Apropos Pinselstriche: Haben die Pflanzen eine gewisse Kraft in sich?
Ja, das ist die Idee – der Fluss meiner Pinselstriche und die Weise, wie sich verschiedene Elemente in meinen Bildern bewegen, erinnern mich an eine Melodie. Sie sind wie Sinfonien. In meiner Ausstellung Spirit (2021) habe ich den Rhythmus erforscht: Das Hauptthema war Jazzmusik und wie sie meine Kompositionen und den improvisatorischen Teil der Malerei beeinflusst.
Die Pinselstriche sind für dich sehr charakteristisch. Wie würdest du ihr Aussehen und ihre Wirkung erklären?
Ich mag Schriftzüge und Kalligrafie. Ich habe sehr darauf geachtet, wie ich mit Pinseln arbeite und welche Art von Pinseln ich verwende, und versucht, die Kalligrafie zu imitieren. Daher kommen all die Xs, Ys und Zs.
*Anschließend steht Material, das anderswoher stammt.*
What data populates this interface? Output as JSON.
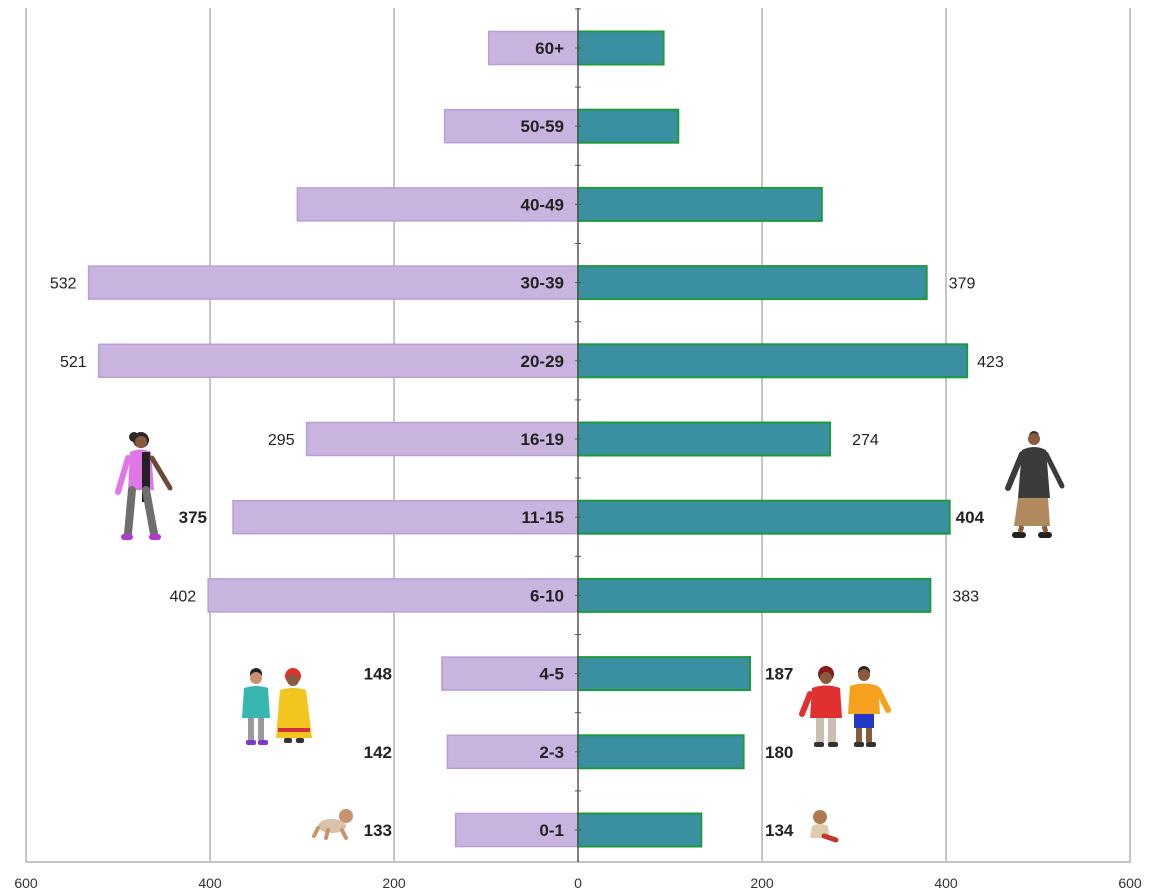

Ich hatte auch vor, eine Serie von Schriftbildern mit einer kalligrafieähnlichen Pflanzenschrift zu malen.
Das Blattwerk stellt deine Erinnerung an die Natur dar und hat ein kalligrafisches Flair. Was wird aus dem Laub in dieser Synthese konkret?
In meiner letzten Ausstellung haben sich die Blumen und Blätter zu etwas entwickelt, das mehr als nur Pinselstriche sind. Sie haben sich zu einer ausdrucksstärkeren Qualität entwickelt. Aber ich mag es, zwischen dem Abstrakten und dem Erkennbaren zu bleiben. Für mich ist es wichtig, einige Elemente zu haben, die für etwas Reales stehen, wie Blätter, Pflanzen und Blumen. Deshalb habe ich sie in einer etwas repräsentativen Form beibehalten. Aber es könnte auch etwas Abstrakteres daraus werden.
Wie bleibst du deinem Ausdruck, der die Natur als Motiv nutzt, so treu?
Es gibt sie vielleicht schon zu lange, aber ich bin immer noch von ihr fasziniert. Das ist die Hauptsache. Im Moment plane ich die nächsten Bilder, indem ich alle Hauptideen so zusammenbringe, wie ich sie haben möchte – einfach um meiner selbst willen. Danach werde ich sehen, welche Richtung ich einschlagen werde. Ich würde gerne aus diesem Dschungel herauskommen und Landschaftsbilder malen (lacht)!